Device Code Flow
Device code flow allows users to sign in to input-constrained devices such as a smart TV, IoT device, or a printer. To enable this flow, the device has the user visit a webpage in a browser on another device to sign in. Once the user signs in, the device is able to get access tokens and refresh tokens as needed.
The response supplies an expires_in
and an interval
for how often
and how long you should poll for the token. An device_code
for authenticating
when polling the token. And a device_code
, a verification_uri
and a
verification_uri_complete
for returning to user who must authorize the request.
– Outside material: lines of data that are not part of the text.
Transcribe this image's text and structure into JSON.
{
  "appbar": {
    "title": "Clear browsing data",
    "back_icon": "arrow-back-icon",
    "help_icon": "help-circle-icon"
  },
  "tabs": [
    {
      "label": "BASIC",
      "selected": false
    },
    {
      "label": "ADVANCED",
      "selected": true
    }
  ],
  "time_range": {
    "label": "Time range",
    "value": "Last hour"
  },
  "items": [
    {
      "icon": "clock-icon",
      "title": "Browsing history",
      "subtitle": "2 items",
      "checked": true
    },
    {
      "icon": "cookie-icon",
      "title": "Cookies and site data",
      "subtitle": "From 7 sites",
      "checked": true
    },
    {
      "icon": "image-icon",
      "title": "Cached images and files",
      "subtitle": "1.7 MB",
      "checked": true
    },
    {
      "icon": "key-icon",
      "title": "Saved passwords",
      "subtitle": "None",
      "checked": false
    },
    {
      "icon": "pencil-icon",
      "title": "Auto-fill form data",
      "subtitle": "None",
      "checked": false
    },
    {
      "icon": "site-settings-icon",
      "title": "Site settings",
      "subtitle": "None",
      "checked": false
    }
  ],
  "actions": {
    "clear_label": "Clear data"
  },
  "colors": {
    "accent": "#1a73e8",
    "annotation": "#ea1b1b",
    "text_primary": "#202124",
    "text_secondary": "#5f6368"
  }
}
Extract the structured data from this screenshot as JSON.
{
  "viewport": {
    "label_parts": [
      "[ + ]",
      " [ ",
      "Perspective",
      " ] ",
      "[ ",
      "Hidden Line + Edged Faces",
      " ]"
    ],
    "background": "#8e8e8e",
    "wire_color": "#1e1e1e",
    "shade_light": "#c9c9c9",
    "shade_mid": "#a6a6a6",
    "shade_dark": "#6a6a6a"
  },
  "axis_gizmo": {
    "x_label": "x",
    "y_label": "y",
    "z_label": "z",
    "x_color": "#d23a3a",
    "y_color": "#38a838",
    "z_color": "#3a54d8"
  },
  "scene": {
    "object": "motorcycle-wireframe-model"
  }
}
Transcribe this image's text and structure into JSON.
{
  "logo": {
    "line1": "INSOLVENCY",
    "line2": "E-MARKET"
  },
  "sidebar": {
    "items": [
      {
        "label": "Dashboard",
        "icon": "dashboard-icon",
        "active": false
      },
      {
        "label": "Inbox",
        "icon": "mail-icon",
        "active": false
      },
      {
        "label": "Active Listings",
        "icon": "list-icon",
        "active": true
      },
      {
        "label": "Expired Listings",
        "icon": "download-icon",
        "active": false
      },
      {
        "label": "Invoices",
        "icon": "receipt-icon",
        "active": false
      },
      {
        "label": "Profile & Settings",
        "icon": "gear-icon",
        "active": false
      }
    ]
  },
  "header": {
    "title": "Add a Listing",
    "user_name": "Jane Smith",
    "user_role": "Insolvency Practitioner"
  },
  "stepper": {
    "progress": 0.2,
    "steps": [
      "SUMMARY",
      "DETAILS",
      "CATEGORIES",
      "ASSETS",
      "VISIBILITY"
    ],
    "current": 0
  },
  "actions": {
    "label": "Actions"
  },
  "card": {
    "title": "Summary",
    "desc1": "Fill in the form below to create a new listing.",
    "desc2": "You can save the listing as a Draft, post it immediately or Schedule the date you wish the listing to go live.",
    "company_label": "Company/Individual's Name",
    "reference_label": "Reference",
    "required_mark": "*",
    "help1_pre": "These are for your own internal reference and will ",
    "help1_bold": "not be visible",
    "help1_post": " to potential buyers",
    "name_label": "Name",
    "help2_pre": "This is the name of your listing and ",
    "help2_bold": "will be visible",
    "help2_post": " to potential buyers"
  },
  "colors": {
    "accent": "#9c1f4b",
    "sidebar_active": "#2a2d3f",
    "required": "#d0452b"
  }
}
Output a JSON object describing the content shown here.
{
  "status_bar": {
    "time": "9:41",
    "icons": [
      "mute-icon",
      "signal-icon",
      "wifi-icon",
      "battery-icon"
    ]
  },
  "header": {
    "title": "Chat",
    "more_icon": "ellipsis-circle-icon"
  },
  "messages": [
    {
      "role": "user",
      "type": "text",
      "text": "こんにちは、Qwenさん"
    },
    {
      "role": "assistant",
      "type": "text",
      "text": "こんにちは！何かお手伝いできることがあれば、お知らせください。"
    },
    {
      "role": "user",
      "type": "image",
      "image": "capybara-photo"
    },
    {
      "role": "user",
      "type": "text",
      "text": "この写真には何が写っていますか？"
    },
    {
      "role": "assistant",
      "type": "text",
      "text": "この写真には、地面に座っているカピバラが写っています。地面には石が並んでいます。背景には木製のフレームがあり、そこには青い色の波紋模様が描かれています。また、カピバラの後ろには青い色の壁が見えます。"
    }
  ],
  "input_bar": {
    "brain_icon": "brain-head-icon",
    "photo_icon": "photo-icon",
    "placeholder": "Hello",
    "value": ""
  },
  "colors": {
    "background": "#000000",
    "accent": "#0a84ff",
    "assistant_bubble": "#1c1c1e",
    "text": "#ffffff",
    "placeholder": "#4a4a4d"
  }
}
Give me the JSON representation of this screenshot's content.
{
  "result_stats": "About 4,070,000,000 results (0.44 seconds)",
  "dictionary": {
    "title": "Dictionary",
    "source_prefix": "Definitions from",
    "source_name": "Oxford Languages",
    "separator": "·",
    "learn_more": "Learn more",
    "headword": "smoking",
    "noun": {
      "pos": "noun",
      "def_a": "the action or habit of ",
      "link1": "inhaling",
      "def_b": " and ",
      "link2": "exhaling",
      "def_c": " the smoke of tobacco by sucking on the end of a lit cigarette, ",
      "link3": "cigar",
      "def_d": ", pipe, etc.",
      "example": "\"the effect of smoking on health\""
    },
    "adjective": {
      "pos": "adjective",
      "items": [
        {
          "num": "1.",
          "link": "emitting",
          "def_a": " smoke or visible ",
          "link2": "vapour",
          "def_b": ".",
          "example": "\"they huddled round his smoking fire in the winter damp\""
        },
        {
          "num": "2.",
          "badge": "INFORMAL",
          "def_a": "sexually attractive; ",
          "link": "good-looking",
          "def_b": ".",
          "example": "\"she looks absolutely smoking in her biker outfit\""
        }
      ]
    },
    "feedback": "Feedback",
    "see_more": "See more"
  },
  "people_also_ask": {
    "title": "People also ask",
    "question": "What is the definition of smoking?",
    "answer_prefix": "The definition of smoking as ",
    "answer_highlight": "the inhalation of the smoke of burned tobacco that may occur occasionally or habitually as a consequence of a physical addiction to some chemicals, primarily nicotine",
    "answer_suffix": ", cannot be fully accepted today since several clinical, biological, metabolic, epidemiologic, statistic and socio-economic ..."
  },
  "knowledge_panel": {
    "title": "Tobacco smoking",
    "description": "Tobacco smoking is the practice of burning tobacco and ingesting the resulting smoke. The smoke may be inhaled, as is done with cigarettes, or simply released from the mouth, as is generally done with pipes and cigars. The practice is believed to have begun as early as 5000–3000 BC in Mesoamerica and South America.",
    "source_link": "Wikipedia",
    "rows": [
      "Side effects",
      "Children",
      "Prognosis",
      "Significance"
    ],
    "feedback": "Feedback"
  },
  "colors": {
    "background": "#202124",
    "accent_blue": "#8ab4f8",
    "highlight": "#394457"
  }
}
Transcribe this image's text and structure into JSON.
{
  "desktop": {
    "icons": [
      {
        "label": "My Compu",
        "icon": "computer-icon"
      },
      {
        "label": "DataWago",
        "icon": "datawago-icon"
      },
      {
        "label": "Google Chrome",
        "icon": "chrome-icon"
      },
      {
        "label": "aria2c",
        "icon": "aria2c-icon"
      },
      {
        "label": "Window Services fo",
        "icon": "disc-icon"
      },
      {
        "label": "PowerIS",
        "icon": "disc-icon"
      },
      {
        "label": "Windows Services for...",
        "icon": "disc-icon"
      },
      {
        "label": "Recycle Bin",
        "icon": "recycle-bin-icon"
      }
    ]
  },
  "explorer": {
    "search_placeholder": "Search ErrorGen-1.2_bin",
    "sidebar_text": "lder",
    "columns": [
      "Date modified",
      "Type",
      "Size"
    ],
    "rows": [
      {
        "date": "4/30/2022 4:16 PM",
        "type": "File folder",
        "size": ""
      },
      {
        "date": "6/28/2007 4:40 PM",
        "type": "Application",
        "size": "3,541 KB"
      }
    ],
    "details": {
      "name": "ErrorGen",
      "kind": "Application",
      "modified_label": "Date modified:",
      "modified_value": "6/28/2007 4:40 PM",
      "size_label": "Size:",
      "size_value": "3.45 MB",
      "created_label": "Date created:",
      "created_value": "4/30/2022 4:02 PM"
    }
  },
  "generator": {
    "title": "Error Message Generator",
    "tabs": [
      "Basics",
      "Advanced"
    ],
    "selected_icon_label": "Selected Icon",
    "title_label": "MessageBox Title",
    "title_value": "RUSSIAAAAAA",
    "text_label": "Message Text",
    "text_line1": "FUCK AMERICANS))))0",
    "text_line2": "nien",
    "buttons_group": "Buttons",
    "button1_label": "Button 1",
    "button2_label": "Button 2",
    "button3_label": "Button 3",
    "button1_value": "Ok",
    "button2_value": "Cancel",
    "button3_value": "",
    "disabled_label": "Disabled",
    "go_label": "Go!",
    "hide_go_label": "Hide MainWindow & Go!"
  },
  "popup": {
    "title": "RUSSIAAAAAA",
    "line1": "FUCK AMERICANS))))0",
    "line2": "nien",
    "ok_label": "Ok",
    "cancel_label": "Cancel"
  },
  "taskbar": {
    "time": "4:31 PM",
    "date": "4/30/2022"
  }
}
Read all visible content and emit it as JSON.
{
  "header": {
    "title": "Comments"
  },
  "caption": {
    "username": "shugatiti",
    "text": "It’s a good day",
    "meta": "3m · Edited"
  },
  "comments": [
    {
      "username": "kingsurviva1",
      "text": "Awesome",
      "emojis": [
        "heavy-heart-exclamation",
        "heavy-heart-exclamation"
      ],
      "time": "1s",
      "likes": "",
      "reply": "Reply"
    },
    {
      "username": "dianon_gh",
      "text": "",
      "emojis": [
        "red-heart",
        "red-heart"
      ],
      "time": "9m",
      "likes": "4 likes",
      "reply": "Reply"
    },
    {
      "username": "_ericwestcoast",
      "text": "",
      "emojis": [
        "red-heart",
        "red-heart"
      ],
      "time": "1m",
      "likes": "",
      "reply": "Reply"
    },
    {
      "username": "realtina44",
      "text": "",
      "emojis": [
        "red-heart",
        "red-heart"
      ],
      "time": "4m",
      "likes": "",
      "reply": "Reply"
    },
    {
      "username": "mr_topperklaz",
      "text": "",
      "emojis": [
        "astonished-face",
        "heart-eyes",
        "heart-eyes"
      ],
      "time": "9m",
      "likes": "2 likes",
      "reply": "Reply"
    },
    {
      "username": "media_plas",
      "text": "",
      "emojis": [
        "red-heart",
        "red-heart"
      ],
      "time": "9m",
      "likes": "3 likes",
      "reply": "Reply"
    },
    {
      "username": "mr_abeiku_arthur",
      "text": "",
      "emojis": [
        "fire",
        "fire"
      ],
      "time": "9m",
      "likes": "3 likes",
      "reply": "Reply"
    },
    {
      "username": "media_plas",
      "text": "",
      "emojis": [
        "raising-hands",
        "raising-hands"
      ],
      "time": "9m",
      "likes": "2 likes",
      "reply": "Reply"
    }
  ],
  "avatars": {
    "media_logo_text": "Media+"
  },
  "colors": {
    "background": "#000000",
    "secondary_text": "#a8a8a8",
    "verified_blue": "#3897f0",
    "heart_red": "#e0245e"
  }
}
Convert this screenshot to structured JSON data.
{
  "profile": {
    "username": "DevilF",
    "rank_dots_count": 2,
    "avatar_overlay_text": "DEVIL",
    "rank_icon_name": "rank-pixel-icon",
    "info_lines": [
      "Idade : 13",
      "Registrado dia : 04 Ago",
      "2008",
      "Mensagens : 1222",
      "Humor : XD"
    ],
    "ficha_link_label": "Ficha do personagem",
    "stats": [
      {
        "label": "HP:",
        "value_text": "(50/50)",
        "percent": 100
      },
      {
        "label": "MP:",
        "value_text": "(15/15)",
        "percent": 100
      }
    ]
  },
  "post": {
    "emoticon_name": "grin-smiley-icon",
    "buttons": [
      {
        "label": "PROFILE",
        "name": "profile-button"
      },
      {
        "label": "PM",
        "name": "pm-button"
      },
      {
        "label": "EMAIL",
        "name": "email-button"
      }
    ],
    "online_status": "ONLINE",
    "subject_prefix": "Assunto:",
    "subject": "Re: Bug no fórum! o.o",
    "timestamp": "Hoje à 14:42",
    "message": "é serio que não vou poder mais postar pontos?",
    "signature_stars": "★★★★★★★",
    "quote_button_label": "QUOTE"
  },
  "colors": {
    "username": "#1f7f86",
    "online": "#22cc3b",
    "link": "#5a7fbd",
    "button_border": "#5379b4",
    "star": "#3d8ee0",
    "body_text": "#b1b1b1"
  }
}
Device authorization request
Requesting tokens with device code flow is done by sending a request to the POST /connect/deviceauthorization
endpoint.
The request body requires client_id
, and scope
.
POST /connect/deviceauthorization
POST https://id.aritma.io/{tenant}/connect/token HTTP/1.1
Content-Type: application/x-www-form-urlencoded
scope=SCOPE&
client_id=YOUR_CLIENT_ID&
client_secret=YOUR_CLIENT_SECRET
HTTP/1.1 200 OK
Content-Type: application/json
{
"device_code": "F3E37A471A...74B033B4C7",
"user_code": "12345678",
"verification_uri": "https://id.aritma.io/{tenant}/device",
"verification_uri_complete": "https://id.aritma.io/{tenant}/device?userCode=12345678",
"expires_in": 300,
"interval": 5
}
Parameter | Description |
---|---|
scope (required) |
The scopes which you want to request authorization for. These must be separated by a space. You can request any of the standard OpenID Connect (OIDC) scopes about users, such as profile and email, or any scopes supported by the target API (for example, banking.ais.read). Include offline_access to get a Refresh Token. |
client_id (required) |
Your application's Client ID. |
client_secret (optional) |
Your application's Client Secret, if needed. |
Poll token
Once you have received your device_code
it's time to poll until you recieve an usable access token, or the request expires.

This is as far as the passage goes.